Experiment Constructor
This page walks you through assembling a complete ASR experiment step by step -- from choosing your data to ready-to-run code you can copy and execute.
If you already know what you need, skip the explanations and jump straight to the interactive builder at the bottom.
Step 1. What data will you measure on?
Before picking models and metrics, you need to decide what data you will evaluate on.
Built-in datasets
plantain2asr ships with loaders for several Russian speech corpora.
Each loader parses the corpus structure automatically and provides a uniform AudioSample interface.
Golos
An open-source corpus by Sber. ~1 200 hours of Russian speech. Two subsets:
- crowd -- crowdsourced recordings (clean, diverse speakers)
- farfield -- far-field microphone recordings (noisier, more realistic)
| Size | ~1 200 h |
| Audio format | WAV / OGG |
| Download | github.com/sberdevices/golos |
| Loader | GolosDataset("data/golos") |
| Auto-download | yes (auto_download=True) |
from plantain2asr import GolosDataset
ds = GolosDataset("data/golos")
crowd = ds.filter(lambda s: s.meta["subset"] == "crowd")
DaGRuS
A conversational Russian speech corpus with detailed annotations: laughter, noise, unclear words, fillers.
| Size | ~60 h |
| Key feature | Conversational speech, event annotations |
| Download | available on request from corpus authors |
| Loader | DagrusDataset("data/dagrus") |
Normalization for DaGRuS
Use DagrusNormalizer() -- it knows how to strip corpus-specific annotations
([laugh], [noise], {word*}) and normalize colloquial forms.
from plantain2asr import DagrusDataset, DagrusNormalizer
ds = DagrusDataset("data/dagrus")
norm = ds >> DagrusNormalizer()
RuDevices
A corpus of recordings from various devices (laptops, phones, smart speakers).
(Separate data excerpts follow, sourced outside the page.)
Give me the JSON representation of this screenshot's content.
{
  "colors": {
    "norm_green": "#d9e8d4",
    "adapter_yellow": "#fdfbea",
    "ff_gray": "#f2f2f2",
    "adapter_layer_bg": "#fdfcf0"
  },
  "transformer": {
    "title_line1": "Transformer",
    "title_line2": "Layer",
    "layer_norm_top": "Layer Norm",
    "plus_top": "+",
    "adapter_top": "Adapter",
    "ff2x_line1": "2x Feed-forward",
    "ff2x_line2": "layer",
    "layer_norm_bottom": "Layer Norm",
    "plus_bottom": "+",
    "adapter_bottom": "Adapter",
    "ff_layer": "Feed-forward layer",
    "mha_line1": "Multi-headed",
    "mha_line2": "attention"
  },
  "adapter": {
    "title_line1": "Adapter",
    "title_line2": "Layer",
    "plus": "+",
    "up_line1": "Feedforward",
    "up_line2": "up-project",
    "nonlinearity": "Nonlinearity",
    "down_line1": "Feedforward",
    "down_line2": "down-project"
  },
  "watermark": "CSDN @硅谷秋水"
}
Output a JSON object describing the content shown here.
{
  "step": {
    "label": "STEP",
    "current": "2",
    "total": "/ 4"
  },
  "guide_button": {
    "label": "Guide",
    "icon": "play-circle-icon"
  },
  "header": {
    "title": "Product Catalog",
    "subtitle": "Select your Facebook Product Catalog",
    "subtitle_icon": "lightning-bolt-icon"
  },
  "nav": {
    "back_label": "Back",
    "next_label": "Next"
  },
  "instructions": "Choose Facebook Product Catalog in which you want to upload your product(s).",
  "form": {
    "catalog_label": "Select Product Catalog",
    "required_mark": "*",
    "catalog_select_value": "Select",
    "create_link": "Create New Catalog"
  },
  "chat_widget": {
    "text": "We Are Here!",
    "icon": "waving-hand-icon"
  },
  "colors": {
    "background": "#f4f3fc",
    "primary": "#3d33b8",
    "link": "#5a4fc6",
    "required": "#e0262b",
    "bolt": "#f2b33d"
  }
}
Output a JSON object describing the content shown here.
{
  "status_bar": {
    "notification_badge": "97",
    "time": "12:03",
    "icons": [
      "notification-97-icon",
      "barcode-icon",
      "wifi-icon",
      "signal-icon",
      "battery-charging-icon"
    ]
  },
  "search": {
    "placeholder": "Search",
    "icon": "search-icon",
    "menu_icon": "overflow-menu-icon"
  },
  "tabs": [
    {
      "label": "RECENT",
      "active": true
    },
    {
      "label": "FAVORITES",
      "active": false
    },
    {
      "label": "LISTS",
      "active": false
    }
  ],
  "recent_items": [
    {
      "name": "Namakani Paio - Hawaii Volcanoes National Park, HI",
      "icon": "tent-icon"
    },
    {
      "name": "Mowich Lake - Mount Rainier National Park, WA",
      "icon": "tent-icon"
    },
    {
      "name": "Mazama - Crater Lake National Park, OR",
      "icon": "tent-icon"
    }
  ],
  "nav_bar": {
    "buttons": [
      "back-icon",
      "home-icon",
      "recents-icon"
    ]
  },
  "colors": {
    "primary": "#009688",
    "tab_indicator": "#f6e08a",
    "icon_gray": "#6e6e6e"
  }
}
| Loader | RuDevicesDataset("data/rudevices") |
| Key feature | Different devices and recording conditions |
Using your own data
If your data is not covered by the built-in loaders, there are two paths.
Path 1: NeMo-format JSONL
If you have audio files and a JSONL manifest, use NeMoDataset:
{"audio_filepath": "audio/001.wav", "text": "hello world", "duration": 2.1}
{"audio_filepath": "audio/002.wav", "text": "how are you", "duration": 1.8}
from plantain2asr import NeMoDataset
ds = NeMoDataset(root_dir="data/my_corpus", manifest_path="data/my_corpus/manifest.jsonl")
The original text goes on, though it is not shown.